It solidifies more and more the decision to move to Portland with her.
I feel no doubts or mistrust.
matter of fact, I am experiencing a bonding which I have searched a lifetime for.
hearing words which are intoxicating without being cryptic or misleading.
I feel a sense of 'home' in a woman which i am finding myself so immensely intrigued by, inspired by, and have the utmost respect for.
Unfortunately, tonight is the last time i will be seeing her for quite awhile, as she leaves to go back to Florida for a good part of the summer.
It will be a time of self cultivation and of saving resources for what is to come with our new life.

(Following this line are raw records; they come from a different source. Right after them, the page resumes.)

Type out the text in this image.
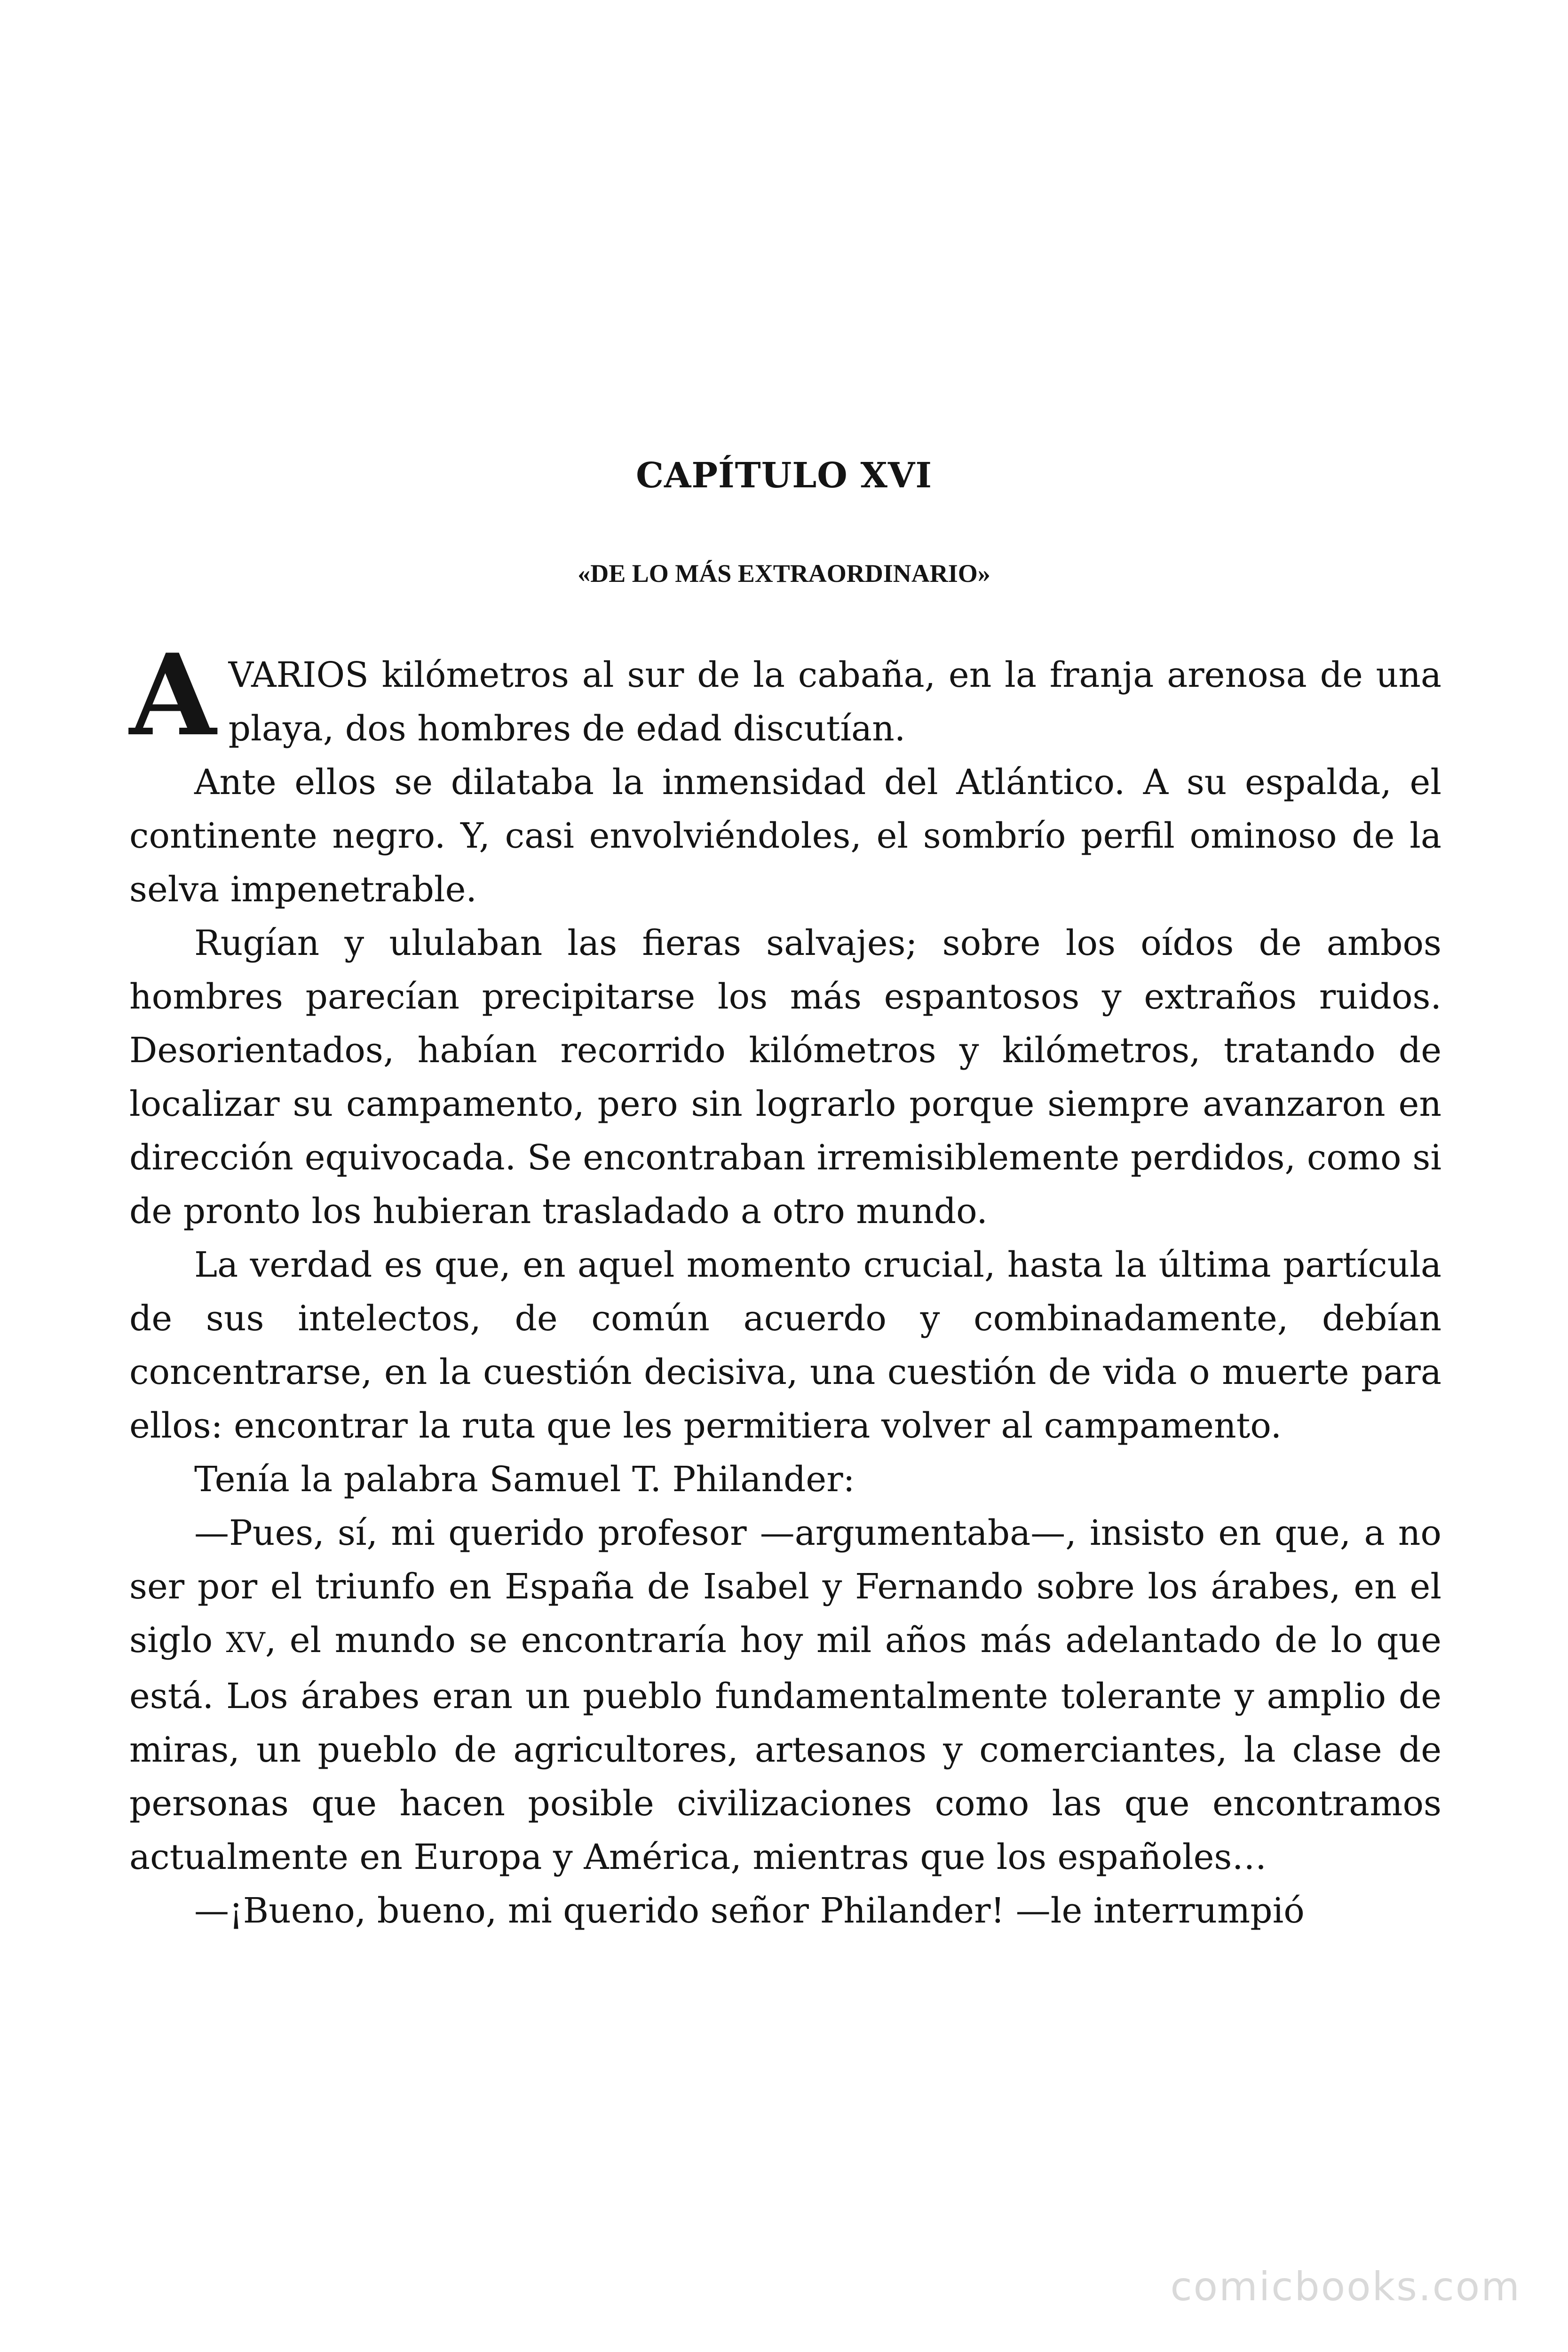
CAPÍTULO XVI
«DE LO MÁS EXTRAORDINARIO»

A VARIOS kilómetros al sur de la cabaña, en la franja arenosa de una playa, dos hombres de edad discutían.

Ante ellos se dilataba la inmensidad del Atlántico. A su espalda, el continente negro. Y, casi envolviéndoles, el sombrío perfil ominoso de la selva impenetrable.

Rugían y ululaban las fieras salvajes; sobre los oídos de ambos hombres parecían precipitarse los más espantosos y extraños ruidos. Desorientados, habían recorrido kilómetros y kilómetros, tratando de localizar su campamento, pero sin lograrlo porque siempre avanzaron en dirección equivocada. Se encontraban irremisiblemente perdidos, como si de pronto los hubieran trasladado a otro mundo.

La verdad es que, en aquel momento crucial, hasta la última partícula de sus intelectos, de común acuerdo y combinadamente, debían concentrarse, en la cuestión decisiva, una cuestión de vida o muerte para ellos: encontrar la ruta que les permitiera volver al campamento.

Tenía la palabra Samuel T. Philander:

—Pues, sí, mi querido profesor —argumentaba—, insisto en que, a no ser por el triunfo en España de Isabel y Fernando sobre los árabes, en el siglo XV, el mundo se encontraría hoy mil años más adelantado de lo que está. Los árabes eran un pueblo fundamentalmente tolerante y amplio de miras, un pueblo de agricultores, artesanos y comerciantes, la clase de personas que hacen posible civilizaciones como las que encontramos actualmente en Europa y América, mientras que los españoles…

—¡Bueno, bueno, mi querido señor Philander! —le interrumpió

comicbooks.com
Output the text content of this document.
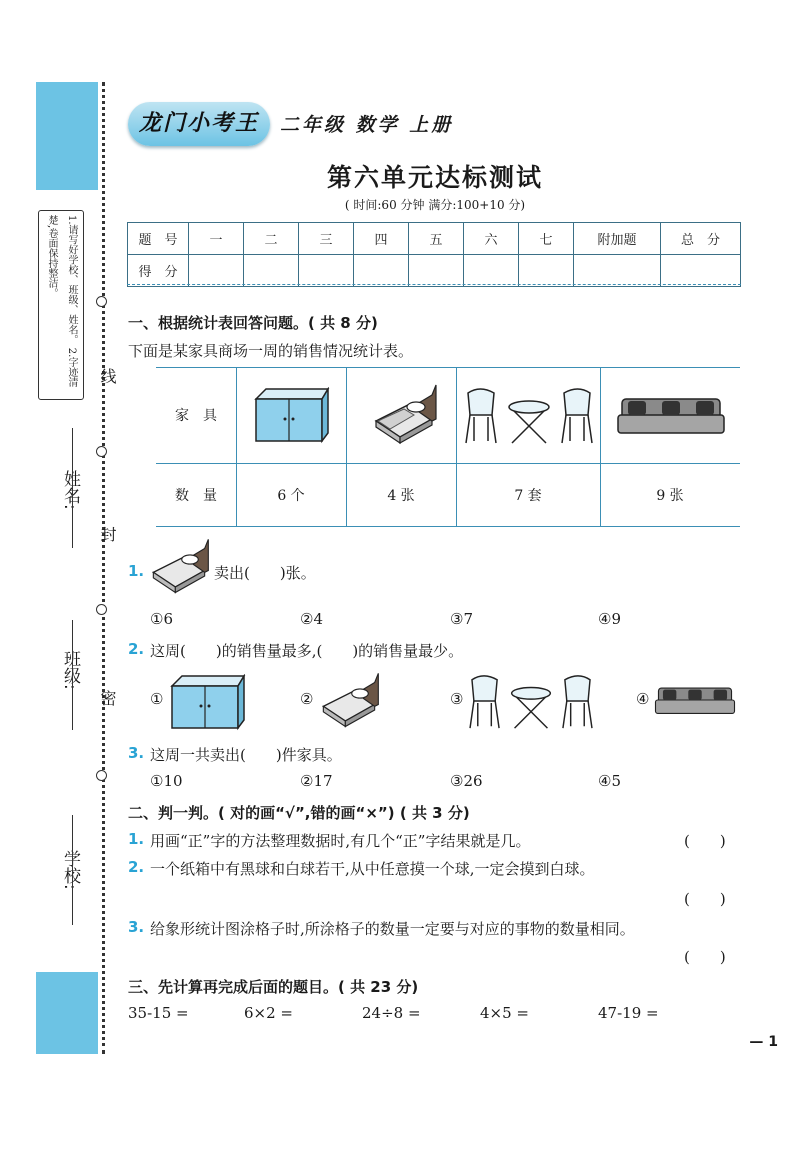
线
封
密
1.请写好学校、班级、姓名。 2.字迹清楚,卷面保持整洁。
姓名:
班级:
学校:
龙门小考王	二年级 数学 上册
第六单元达标测试
( 时间:60 分钟 满分:100+10 分)
题　号	一	二	三	四	五	六	七	附加题	总　分
得　分									
一、根据统计表回答问题。( 共 8 分)
下面是某家具商场一周的销售情况统计表。
家　具
数　量	6 个	4 张	7 套	9 张
1.	卖出(　　)张。
①6	②4	③7	④9
2. 这周(　　)的销售量最多,(　　)的销售量最少。
①	②	③	④
3. 这周一共卖出(　　)件家具。
①10	②17	③26	④5
二、判一判。( 对的画“√”,错的画“×”) ( 共 3 分)
1. 用画“正”字的方法整理数据时,有几个“正”字结果就是几。	(　　)
2. 一个纸箱中有黑球和白球若干,从中任意摸一个球,一定会摸到白球。
(　　)
3. 给象形统计图涂格子时,所涂格子的数量一定要与对应的事物的数量相同。
(　　)
三、先计算再完成后面的题目。( 共 23 分)
35-15 =	6×2 =	24÷8 =	4×5 =	47-19 =
— 1
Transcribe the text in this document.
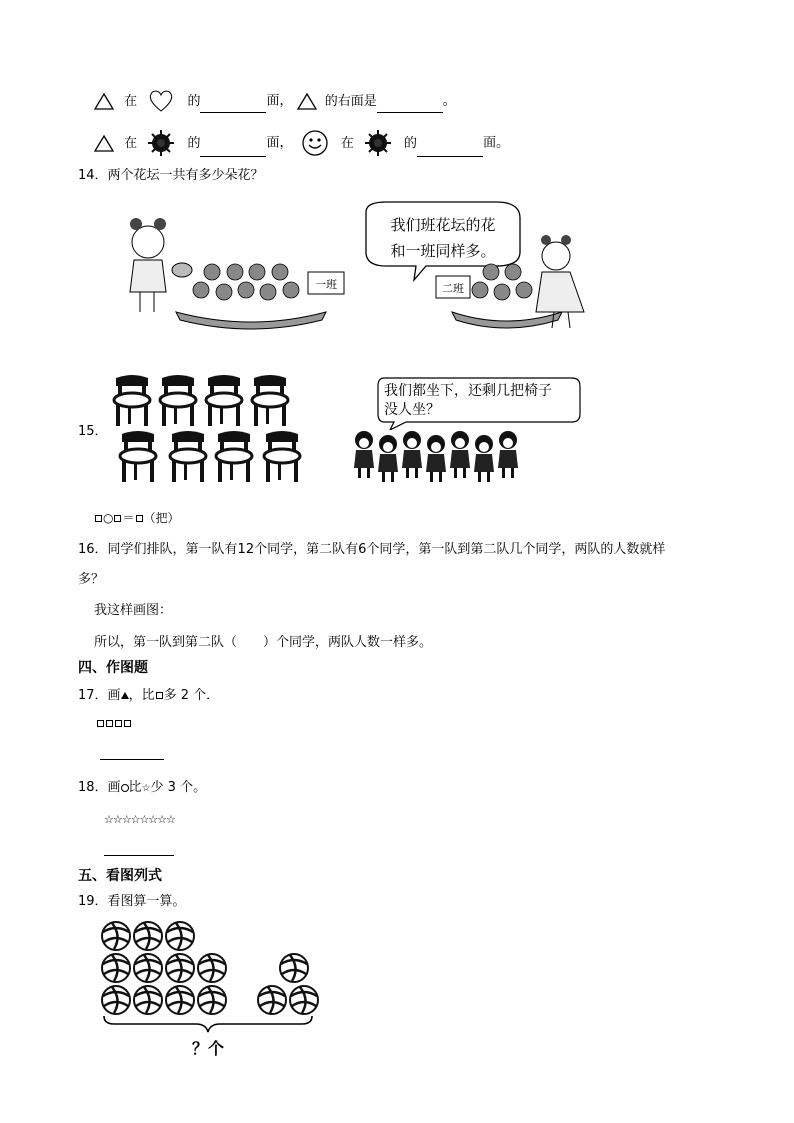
在	的	面， 的右面是	。
在	的	面，	在	的	面。
14．两个花坛一共有多少朵花？
一班
我们班花坛的花
和一班同样多。
二班
15．
我们都坐下，还剩几把椅子
没人坐？
○ ＝ （把）
16．同学们排队，第一队有12个同学，第二队有6个同学，第一队到第二队几个同学，两队的人数就样
多？
我这样画图：
所以，第一队到第二队（　　）个同学，两队人数一样多。
四、作图题
17．画 ，比 多 2 个．
18．画 比☆少 3 个。
☆☆☆☆☆☆☆☆
五、看图列式
19．看图算一算。
？个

While bittersweet, I do look forward to the challenge and know full well that i can face it with no qualms as I have faced so many challenges in the past that have felt even more demanding and quixotic.
This new love feels clear and healthy.Immediately there is a depth there.
We cannot stop smiling when together, even during deep intellectual and philosophical conversations.
I hear words come from her mouth which I am only used to hearing from my own.
Each other's concepts and intended meanings almost immediately understood without explanation.
From my flow has come a direction...of the best kind...towards an intimate love built on learning, loving, exploring, inspiring, believing.
As refreshing as a (dare i be cliche) clear mountain spring. hehe
This desert has burned away the past dramas to leave me ready for this. even if the desert winter is cold.
the simple and elegant landscape has cleared my mind and heart and made me ready for this.
It's probably not wise or right to put into words the thoughts and feelings that are flowing through me to their fullest.
there is time for that.
as new love slowly blossoms to give off the finest fragrance.
Even if it is still cold and there is still snow, for me, spring has sprung!